Location
- Auburn, New York United States

District information
- Motto: Working Together...Building A Community of Learners
- Grades: K-12
- Superintendent: Jeffrey Pirozzolo
- Asst. superintendent(s): Amy Mahunik (Instruction); Camille Johnson (Student Services); Sarah Cupelli (Personnel); Lisa Green (Business);
- Schools: 7

Students and staff
- Athletic conference: Section III
- District mascot: Maroons
- Colors: Maroon and White

Other information
- Website: www.aecsd.education

= Auburn Enlarged City School District =

School district in New York, United States

Auburn Enlarged City School District is a school district headquartered in Auburn, New York, United States.

It includes almost all of the City of Auburn as well as the census-designated place of Melrose Park.

The district operates seven schools: Auburn High School, Auburn Junior High School, Casey Park Elementary School, Genesee Elementary School, Herman Avenue Elementary School, Owasco Elementary School, and Seward Elementary School.

== Administration ==
The District Office is located 78 Thornton Avenue. The current superintendent is Jeffrey Pirozzolo.

=== Selected Former Superintendents ===
- William A. Miller
- John B. Plume–?-2005

== Auburn High School ==

Auburn High School is located at 250 Lake Ave and serves grades 9 through 12. The current principal is Brian Morgan.

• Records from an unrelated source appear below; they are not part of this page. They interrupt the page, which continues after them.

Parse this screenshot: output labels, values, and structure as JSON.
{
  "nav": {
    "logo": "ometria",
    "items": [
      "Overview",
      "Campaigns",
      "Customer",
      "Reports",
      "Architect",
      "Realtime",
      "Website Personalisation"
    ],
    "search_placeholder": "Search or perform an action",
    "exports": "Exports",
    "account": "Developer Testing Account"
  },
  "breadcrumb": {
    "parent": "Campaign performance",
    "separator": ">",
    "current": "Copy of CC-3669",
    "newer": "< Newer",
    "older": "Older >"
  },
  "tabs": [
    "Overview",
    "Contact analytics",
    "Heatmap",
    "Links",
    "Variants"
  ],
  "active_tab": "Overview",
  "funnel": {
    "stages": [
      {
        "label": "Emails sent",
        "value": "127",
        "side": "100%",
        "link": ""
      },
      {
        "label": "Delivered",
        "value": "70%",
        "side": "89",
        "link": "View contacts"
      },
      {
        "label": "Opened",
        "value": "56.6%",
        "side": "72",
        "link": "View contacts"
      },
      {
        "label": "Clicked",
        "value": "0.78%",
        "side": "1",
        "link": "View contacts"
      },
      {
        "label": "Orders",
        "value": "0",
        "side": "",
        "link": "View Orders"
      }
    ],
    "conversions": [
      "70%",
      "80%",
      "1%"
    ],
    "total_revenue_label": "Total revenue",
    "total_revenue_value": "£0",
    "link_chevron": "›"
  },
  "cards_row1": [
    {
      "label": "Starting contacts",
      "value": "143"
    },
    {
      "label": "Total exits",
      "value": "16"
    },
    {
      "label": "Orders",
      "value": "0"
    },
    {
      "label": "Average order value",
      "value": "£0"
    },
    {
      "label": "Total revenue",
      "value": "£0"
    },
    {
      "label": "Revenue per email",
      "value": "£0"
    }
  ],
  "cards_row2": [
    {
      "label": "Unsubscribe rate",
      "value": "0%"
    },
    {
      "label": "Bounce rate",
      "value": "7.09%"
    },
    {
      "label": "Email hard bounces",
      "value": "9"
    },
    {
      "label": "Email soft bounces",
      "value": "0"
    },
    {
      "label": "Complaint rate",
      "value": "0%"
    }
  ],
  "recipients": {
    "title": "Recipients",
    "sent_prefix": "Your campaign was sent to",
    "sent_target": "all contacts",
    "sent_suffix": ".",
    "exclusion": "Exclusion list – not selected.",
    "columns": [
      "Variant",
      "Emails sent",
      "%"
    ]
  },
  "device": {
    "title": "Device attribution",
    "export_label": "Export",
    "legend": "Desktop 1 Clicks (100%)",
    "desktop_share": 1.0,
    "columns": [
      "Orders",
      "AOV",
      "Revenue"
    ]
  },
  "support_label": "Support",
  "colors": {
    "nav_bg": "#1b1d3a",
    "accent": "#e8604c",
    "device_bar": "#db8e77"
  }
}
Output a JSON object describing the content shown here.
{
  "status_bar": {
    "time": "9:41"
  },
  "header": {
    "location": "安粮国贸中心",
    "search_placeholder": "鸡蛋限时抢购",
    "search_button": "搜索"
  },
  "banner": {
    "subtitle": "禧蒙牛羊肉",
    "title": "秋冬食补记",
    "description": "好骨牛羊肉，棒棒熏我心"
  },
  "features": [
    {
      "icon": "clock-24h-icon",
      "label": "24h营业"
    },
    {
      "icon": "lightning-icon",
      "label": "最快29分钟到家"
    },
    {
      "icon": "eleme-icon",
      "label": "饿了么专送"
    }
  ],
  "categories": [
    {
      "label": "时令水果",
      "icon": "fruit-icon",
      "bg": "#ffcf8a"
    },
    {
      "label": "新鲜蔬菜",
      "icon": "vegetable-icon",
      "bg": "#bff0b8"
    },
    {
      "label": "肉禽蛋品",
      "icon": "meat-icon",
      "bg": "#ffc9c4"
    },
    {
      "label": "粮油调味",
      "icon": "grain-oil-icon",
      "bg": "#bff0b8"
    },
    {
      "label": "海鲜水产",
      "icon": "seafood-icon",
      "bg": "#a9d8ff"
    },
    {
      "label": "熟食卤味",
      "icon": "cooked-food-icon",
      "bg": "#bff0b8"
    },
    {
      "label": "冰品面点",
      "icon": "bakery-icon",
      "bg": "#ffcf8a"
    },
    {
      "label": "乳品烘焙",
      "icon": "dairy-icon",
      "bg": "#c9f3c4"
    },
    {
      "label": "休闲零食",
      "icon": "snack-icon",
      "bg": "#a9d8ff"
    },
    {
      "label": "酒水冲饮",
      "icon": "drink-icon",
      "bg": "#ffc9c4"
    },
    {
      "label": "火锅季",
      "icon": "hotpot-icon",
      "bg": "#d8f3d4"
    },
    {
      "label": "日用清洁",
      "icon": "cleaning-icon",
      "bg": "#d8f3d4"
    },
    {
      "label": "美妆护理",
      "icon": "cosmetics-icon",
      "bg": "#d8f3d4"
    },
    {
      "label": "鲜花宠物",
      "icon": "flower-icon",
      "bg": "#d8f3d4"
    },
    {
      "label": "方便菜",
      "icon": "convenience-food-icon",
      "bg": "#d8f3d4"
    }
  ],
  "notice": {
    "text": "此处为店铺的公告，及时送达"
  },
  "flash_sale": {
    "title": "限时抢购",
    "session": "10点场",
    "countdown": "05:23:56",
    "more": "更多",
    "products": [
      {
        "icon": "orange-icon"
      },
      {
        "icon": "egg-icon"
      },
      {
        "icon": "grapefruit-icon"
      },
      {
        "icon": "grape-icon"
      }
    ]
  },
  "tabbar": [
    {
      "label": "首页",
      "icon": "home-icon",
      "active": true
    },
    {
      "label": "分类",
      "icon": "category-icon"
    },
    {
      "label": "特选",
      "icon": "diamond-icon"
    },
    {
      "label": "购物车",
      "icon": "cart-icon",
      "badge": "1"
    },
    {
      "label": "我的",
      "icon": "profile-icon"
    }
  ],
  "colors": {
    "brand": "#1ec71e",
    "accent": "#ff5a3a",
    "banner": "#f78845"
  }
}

== Auburn Junior High School ==

Auburn Junior High School is located at 191 Franklin Street and serves grades 7 and 8. The current principal is David Oliver.

== Casey Park Elementary School ==

Casey Park Elementary School is located at 101 Pulaski Street and serves grades K through 6. The current principal is Kelly Garback.

== Genesee Elementary School ==

Genesee Elementary School is located at 244 Genesee Street and serves grades K through 6. The current principal is Sarah Green.

== Herman Avenue Elementary School ==

Herman Avenue Elementary School is located at 2 North Herman Avenue and serves grades K through 6. The current principal is Ronald Gorney.

== Owasco Elementary School ==

Owasco Elementary School is located at 66 Letchworth Street and serves grades K through 6. The current principal is Laura Evans.

== William H. Seward Elementary School ==

Seward Elementary School is located at 52 Metcalf Drive and serves grades K through 6. The current principal is Amy Mahunik.